In January 2018, the Company acquired 100% of the outstanding shares of WorkMarket, Inc. ("WorkMarket"), a leading provider of cloud-based freelance management solutions, for approximately $125 million in cash. The results of WorkMarket are reported within the Company’s Employer Services segment.

The Company acquired two businesses during fiscal 2017 for total upfront cash consideration of approximately $90 million and with remaining value of contingent consideration of up to $12 million, which is payable over the next two years, subject to the achievement of specified financial metrics and/or other conditions. The Company determined the fair value of the contingent consideration on the acquisition date using various estimates that are not observable in the market and represent a Level 3 measurement within the fair value hierarchy.

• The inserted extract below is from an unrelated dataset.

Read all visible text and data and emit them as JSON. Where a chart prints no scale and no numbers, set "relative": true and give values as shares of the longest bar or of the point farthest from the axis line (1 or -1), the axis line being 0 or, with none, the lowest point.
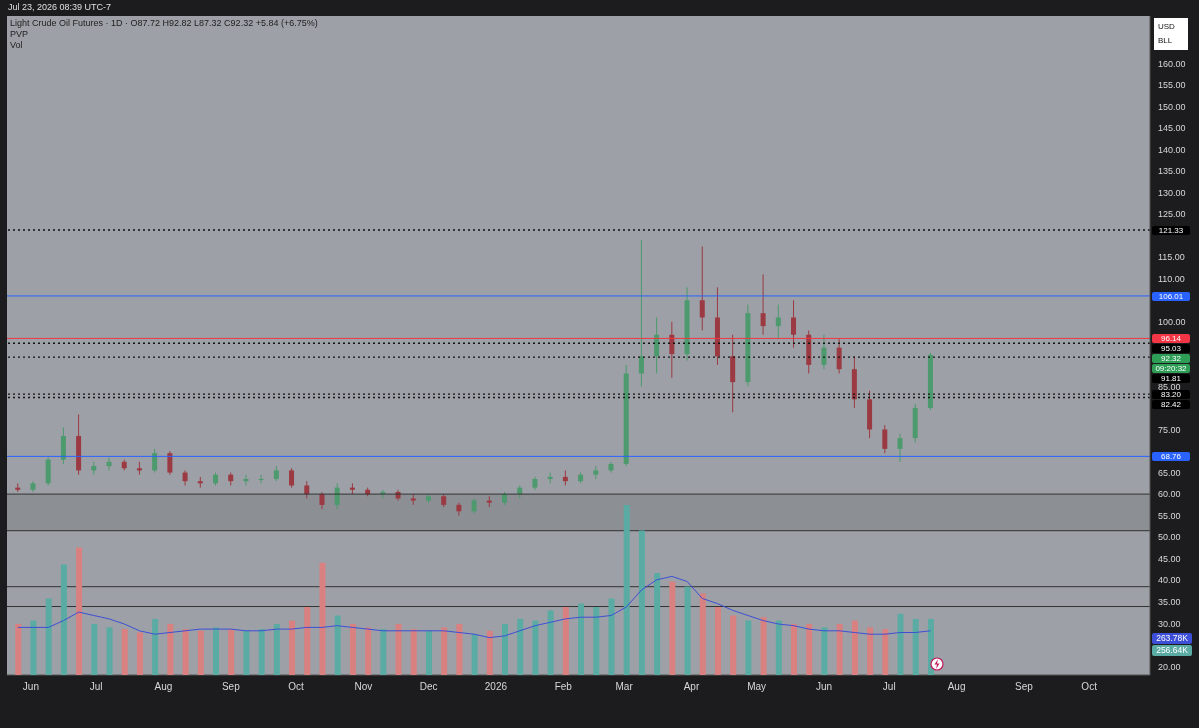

The acquisitions, individually or in aggregate, were not material to the Company's results of operations, financial position, or cash flows and, therefore, the pro forma impact of these acquisitions is not presented. The results of the acquisitions are reported within the Company’s Employer Services segment.

The preliminary allocation of the purchase price is based upon estimates and assumptions that are subject to change within the purchase price allocation period, which is generally one year from the acquisition date. The primary areas of the purchase price allocation that are not yet finalized relate to the measurement of certain assets and liabilities, certain tax matters, and residual goodwill. Accordingly, the measurement period for such purchase price allocations will end when the information becomes available but will not exceed twelve months from the date of acquisition.